Mara: Part one slows down for the paintings, and the writing is genuinely attentive. On Fra Filippo Lippi’s Annunciation, it notes the transparent scarf wrapping Mary’s wrist: “to use it as a compositional element” leading the eye between Gabriel’s lily and the top of the canvas.

Pip: Noticing the servants on the hidden staircase rather than the kneeling donors — that’s a particular way of looking at art.

Mara: Part three closes the visit with Corradini’s famous statue and one last reminder: the bees appear “throughout the building — and indeed the city.” From baroque splendor to something more immediate — what’s on the table.

Food Coffee And Daily Pleasures

Pip: Two very different pleasures anchor this stretch — one philosophical, one extremely fresh.

Mara: The coffee post is almost aphoristic: “Coffee is the balm of the soul” — attributed to Giuseppe Verdi, found on the back of an espresso machine in Montecatini. That’s the whole post, and it lands.

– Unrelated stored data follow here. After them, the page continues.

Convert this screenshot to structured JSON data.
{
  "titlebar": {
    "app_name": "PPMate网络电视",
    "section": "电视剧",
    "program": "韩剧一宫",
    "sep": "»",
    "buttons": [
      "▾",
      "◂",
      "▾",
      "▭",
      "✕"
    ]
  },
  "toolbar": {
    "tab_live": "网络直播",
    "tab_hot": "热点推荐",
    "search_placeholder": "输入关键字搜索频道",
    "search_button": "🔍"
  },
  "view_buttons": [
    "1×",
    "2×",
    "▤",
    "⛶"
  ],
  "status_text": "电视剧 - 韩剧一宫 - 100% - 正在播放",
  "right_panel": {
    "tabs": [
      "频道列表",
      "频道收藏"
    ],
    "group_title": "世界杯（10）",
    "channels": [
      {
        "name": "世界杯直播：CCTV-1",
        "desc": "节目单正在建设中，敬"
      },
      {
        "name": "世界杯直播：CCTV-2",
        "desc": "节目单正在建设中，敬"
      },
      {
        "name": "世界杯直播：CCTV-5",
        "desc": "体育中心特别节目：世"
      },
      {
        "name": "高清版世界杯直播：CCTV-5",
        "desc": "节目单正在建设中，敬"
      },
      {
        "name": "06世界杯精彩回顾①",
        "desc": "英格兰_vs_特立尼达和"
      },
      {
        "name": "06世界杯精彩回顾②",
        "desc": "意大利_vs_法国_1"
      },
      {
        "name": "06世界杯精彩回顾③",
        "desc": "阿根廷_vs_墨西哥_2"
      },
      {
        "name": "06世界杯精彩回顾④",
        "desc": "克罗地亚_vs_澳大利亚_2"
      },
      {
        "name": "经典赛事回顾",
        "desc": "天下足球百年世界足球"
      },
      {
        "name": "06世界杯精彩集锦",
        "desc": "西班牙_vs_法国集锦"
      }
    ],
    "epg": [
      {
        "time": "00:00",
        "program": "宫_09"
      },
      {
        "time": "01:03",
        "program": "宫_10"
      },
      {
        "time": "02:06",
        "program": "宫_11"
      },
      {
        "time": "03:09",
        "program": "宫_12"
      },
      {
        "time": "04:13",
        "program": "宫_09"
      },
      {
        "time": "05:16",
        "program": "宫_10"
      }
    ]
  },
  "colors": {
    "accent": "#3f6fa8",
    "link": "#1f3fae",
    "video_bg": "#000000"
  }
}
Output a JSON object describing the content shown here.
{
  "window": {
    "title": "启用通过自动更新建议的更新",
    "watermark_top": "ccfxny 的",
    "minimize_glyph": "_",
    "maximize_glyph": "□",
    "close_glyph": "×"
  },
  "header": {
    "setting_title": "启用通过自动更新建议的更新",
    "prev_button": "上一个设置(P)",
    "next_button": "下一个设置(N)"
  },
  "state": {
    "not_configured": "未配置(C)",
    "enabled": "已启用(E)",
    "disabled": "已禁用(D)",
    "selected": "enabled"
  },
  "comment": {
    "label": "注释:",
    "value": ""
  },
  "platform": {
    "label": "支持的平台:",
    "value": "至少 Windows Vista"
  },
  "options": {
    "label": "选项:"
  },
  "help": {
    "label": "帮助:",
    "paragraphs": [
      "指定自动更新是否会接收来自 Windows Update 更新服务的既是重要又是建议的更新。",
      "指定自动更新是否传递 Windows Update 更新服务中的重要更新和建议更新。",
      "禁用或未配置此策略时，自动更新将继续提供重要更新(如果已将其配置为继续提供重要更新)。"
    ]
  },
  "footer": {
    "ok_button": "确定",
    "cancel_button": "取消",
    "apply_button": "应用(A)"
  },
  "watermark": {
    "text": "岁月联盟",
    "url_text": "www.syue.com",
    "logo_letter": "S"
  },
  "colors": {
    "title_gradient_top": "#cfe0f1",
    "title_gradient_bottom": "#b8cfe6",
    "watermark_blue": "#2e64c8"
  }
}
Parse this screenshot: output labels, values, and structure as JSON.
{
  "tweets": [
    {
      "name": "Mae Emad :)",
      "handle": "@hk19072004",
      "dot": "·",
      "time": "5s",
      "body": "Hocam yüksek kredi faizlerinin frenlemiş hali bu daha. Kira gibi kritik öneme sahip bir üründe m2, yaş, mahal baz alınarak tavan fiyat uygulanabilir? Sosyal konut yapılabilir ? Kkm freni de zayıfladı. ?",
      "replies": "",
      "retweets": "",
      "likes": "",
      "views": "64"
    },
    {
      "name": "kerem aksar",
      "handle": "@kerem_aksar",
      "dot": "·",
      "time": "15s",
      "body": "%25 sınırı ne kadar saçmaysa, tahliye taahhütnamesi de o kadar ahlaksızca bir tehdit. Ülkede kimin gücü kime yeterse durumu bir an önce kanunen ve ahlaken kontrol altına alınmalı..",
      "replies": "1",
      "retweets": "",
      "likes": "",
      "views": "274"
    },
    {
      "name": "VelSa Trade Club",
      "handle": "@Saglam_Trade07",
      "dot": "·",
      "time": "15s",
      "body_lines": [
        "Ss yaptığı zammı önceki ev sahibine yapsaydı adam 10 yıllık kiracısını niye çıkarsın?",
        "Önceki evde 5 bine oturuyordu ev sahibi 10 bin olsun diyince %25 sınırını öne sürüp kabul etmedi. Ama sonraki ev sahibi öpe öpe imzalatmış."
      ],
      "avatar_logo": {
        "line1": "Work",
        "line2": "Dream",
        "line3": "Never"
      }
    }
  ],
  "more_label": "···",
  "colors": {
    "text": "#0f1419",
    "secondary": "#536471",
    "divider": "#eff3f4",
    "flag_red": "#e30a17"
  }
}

Pip: Short, correct, no notes.

Mara: The tuna post is the opposite — vivid and specific. A fishmonger in Rome who “begged” them to buy an outstanding tuna, two enormous steaks, red shrimp, squid for calamari. The calamari, reportedly, was “quasi sweet” and unlike anything before. The only regret: no photos of the finished dishes. From the table, to something more public.

Papal Respect And Public Witness

Mara: Pope Leo XIV appears in the title of a post here — “Pope Leo XIV again shows what respect looks like” — framing a moment of public witness worth marking.

Pip: The word “again” is doing real work in that title. It implies a pattern, a posture, not just a single gesture.

Mara: And that consistency — the idea that respect is demonstrated repeatedly, not announced once — is what the post points toward.


Pip: Streets, staircases, espresso philosophy, and a pope setting a standard — Rome contains multitudes.